If there is only one child, grandmother and mother may compete for the attention of the child, and the child may waver from trying to please one to trying to please the other. In this conflict over the child, the mother usually has a head start during the first year or so because she is nursing the child, and hence sleeps with the child and cares for him when he cries. During this period the grandmother may comfort the child at times, but to the extent that she participates in child-rearing it is largely in guiding and directing the mother in dealing with the child. Later the grandmother often has the advantage because the mother may be busy doing the housework but the grandmother is almost always free to look after the child.
If there is more than one child, it is common for one of the children to be assigned to the grandmother and one to the mother. While the process of assignment is not necessarily conscious, the fact of the assignment is recognized by everyone. If there are three children and a grandfather also lives with the family, one of the children may be assigned to him. A child assigned to his grandmother is actually called and referred to as
Baasan ko
(grandmother's child). He (or she) sleeps and bathes with the grandmother and perhaps massages the grandmother's back and runs errands for her. If the grandmother is sick or bed-ridden, the child will look after her, tend to her needs. In any kind of family dispute, the grandmother can be counted on to look after the interests of "her" child.

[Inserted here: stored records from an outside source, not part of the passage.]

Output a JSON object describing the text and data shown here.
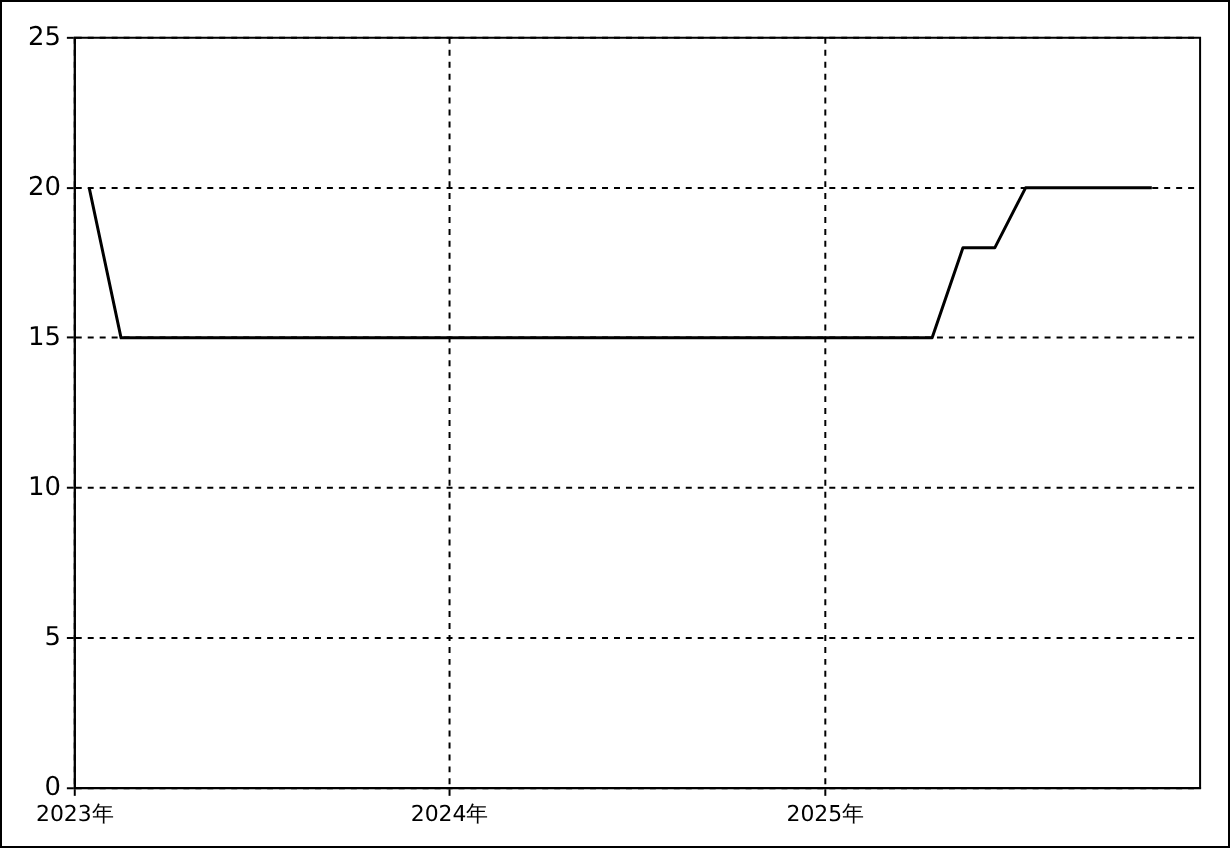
{
  "chart_data": {
    "type": "line",
    "x": [
      "2023-01-15",
      "2023-02-15",
      "2025-04-15",
      "2025-05-15",
      "2025-06-15",
      "2025-07-15",
      "2025-11-15"
    ],
    "series": [
      {
        "color": "#000000",
        "values": [
          20,
          15,
          15,
          18,
          18,
          20,
          20
        ]
      }
    ],
    "xlim": [
      "2023-01-01",
      "2026-01-01"
    ],
    "xticks": [
      {
        "value": "2023-01-01",
        "label": "2023年"
      },
      {
        "value": "2024-01-01",
        "label": "2024年"
      },
      {
        "value": "2025-01-01",
        "label": "2025年"
      }
    ],
    "ylim": [
      0,
      25
    ],
    "yticks": [
      0,
      5,
      10,
      15,
      20,
      25
    ],
    "grid": true,
    "legend": false,
    "marker": "none",
    "line_style": "solid"
  }
}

The common method of dividing up children is for the oldest to be the grandmother's and the younger to be the mother's child. This assignment does not resolve the battle over the children's loyalty
completely, because sometimes the grandmother will be away from home visiting or shopping and both children will be cared for by the mother. At other times if the mother is busy working, both children may be cared for by the grandmother. Furthermore, since the mother had an extremely close attachment to the older child during the period of nursing, she often finds it hard to give up the eldest child to the grandmother even after a younger child is born. Even when the coalition of mother and youngest child and of grandmother and eldest child is clear, there are often disputes between the children which inevitably affect the mother and grandmother on their respective sides, and disputes between mother and grandmother may later affect the children.
Another problem with this coalition pattern is the probability that the grandparent will die before the child is fully grown. A child who has been assigned to a grandparent often feels lonely after the grandparent's death, because he misses him and also because he then lacks a protector in family discussions; it is hard for him to break back into the close relationships from which he had been excluded. We knew of several cases where a child was especially sad and withdrawn for several years after the grandparent's death. Many children who were assigned the role of grandmother's (or grandfather's) child have difficulty finding any relationship that will ever replace the intimate devotion which they received before their grandparent died.